Ca²⁺ and BLM sonotransfer into subcutaneous tumors of 4 T1 breast cancer cells. Mouse image, representing the site of healed tumor (yellow arrow) after Ca²⁺ SP (A). The dynamics of tumor volume during post-treatment period (B). Quantification of tumor volume reduction rate using exponential curve fitting (C); tumor reduction rate for Ca²⁺ SP and BLM SP (C inset). Mouse survivability, illustrated by Kaplan-Meyer curves for each experimental group (D).

Fig. 7

Schematic representation of US-side scattered signal registration (A). Frequency spectra for MB-containing (MB + US) and MB-free (US alone) groups (B), shown for the frame #634 (41.3 s); the inset highlights frequency spectra within 1.5–1.75 MHz frequency range. RMS curves for + MB and − MB groups, quantified in 1.5–1.75 MHz frequency range (C); frame #634 is indicated by blue arrows. Temporal increase in FFT amplitude in 1.5–1.75 MHz frequency range (D). Temporal decrease in FFT amplitude for the 2nd (2f), 3rd (3f) and 4th (4f) harmonics (f = 0.95 MHz) (E). RMS curves, evaluated in 1.5–1.75 MHz frequency range and its corresponding repetitive ranges at higher frequencies (F).
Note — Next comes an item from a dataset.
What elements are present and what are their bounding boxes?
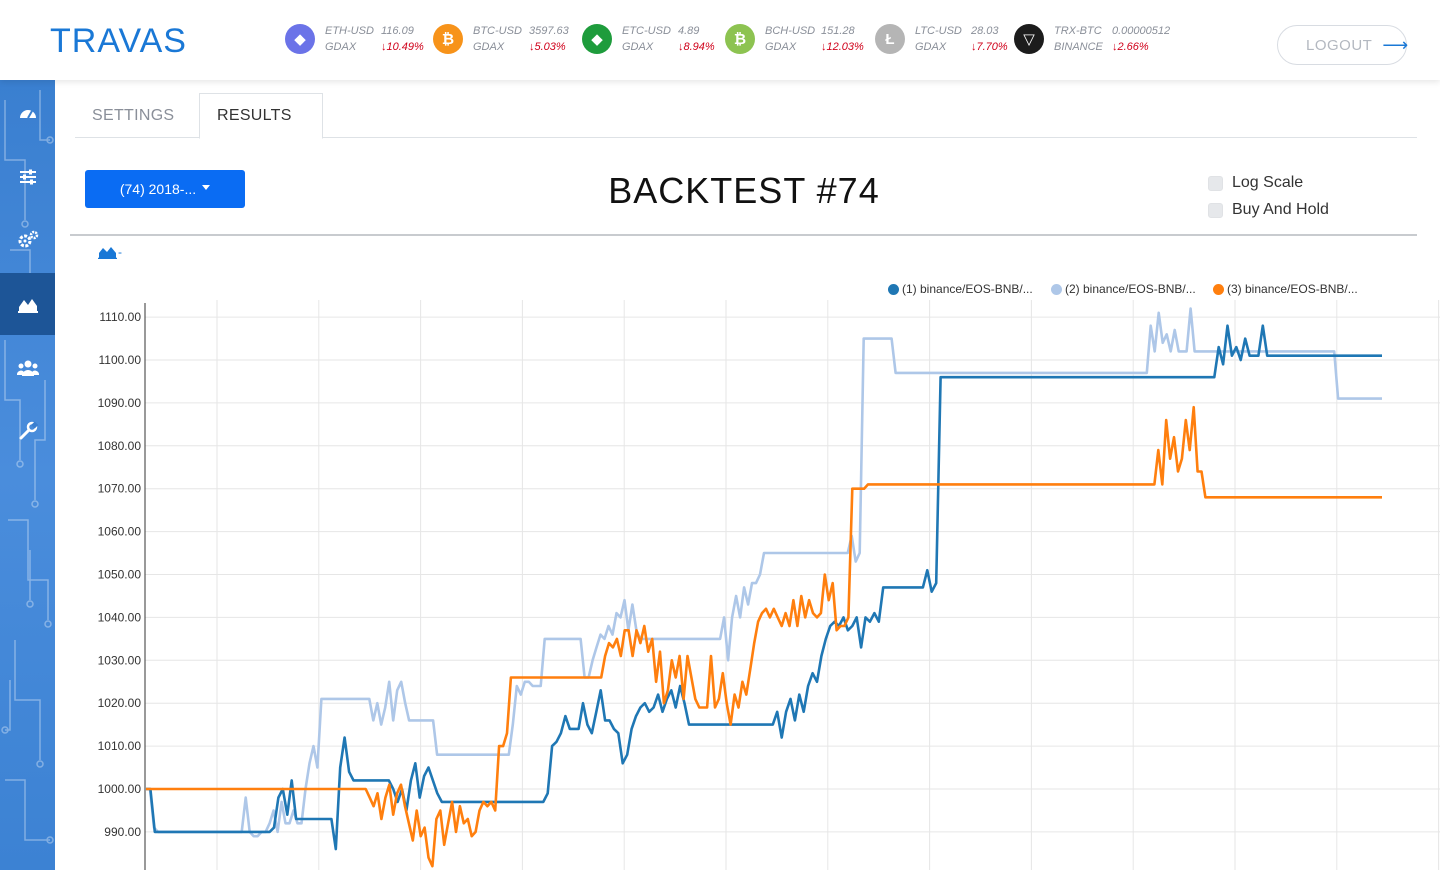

RMS curves, quantified within ± 0.1 MHz frequency band around the 2nd (2f), 3rd (3f) and 4th (4f) harmonics (G). RMS curves, calculated within ± 0.1 MHz frequency band around the 1st suharmonic (1/2f) and 1st ultraharmonic (3/2f) (H). Examples of the variability in RMS curves (1.5–1.75 MHz), obtained from different tumor samples (I). The correlation between CD and tumor decrease rate, pooled for Ca²⁺ SP and BLM SP (J).

Fig. 8

US diagnostic imaging of subcutaneous tumors. A gradual reduction in the intensity of US back-scattered signal in MB bolus (orange arrow in upper panel) or ROI (red circle in lower panel) areas, followed by simultaneous disappearing of MB shadow (yellow arrow) (A). Normalised B-scan intensity curves with respective sigmoidal approximations, obtained from different tumors (B). The correlation between MB sonodestruction rate and tumor decrease rate (C).

Fig. 9

The correlation between MB sonodestruction rate and CD.